As these products are rolled out to be manufactured at more plants or master data changes, the data requirements become more vast and more complex – creating a huge end-to-end scenario.

But with an event mesh, the manufacturer has been able to confidently share production master data to all of its required environments in real-time. This ability to connect factories around the world is underpinned by a stable asynchronous connection between core data centers around the world and its different plants.

AI Deployment to Minimize Errors

This company has also been able to deploy AI across production lines to concentrate error levels to lower than one part per 10 million produced parts. The company is now looking to speed up production lines with these different models and reduce the error rate.

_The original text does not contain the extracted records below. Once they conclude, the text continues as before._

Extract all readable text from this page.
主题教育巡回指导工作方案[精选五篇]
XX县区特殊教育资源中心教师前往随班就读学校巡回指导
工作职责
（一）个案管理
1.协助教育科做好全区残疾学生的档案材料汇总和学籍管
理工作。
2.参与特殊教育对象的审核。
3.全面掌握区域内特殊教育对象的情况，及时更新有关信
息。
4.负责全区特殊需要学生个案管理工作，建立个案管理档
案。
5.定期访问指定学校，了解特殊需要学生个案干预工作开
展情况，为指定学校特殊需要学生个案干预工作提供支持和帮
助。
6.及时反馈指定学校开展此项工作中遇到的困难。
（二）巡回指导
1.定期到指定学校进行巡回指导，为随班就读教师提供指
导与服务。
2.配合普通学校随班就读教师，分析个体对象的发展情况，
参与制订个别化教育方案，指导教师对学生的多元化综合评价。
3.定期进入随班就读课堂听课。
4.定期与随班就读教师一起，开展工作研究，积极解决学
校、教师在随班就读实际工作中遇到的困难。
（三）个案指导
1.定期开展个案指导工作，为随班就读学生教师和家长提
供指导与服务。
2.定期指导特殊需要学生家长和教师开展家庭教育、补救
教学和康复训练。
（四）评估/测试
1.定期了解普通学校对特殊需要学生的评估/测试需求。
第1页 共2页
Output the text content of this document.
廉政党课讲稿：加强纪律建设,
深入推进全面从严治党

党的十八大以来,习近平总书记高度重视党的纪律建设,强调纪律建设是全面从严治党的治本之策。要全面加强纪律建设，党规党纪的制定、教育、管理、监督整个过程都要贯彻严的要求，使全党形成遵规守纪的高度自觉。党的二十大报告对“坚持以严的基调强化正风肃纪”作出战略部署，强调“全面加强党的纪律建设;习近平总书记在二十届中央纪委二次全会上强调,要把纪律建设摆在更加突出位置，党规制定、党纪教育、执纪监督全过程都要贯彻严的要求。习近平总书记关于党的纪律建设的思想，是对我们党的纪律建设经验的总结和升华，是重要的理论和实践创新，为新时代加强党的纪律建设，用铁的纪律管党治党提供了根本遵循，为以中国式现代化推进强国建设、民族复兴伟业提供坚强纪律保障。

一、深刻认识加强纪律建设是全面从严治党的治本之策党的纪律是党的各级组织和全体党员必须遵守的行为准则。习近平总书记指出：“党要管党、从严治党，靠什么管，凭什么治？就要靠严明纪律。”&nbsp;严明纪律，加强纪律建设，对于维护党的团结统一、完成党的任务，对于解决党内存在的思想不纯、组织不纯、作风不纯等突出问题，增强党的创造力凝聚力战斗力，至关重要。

By relying on an event-driven integration backbone to underpin the data requirements of new AI models, the company aims to further increase its success rate within production lines. In fact, the manufacturer estimates it can scale to minimize errors to one part per 100 million produced parts in the future.

Changing Traditional Methods Into Modern Methods

At its very being, Industry 5.0 relies on human-machine collaboration – and its all powered by real-time data exchange. But, for the manufacturing sector to embrace Industry 5.0, it must extend far beyond traditional integration methods.

It’s where event-driven integration will be a crucial enabler to harness the full potential of real-time data in global manufacturing.

The technology is ready – and humans are taking center stage once again!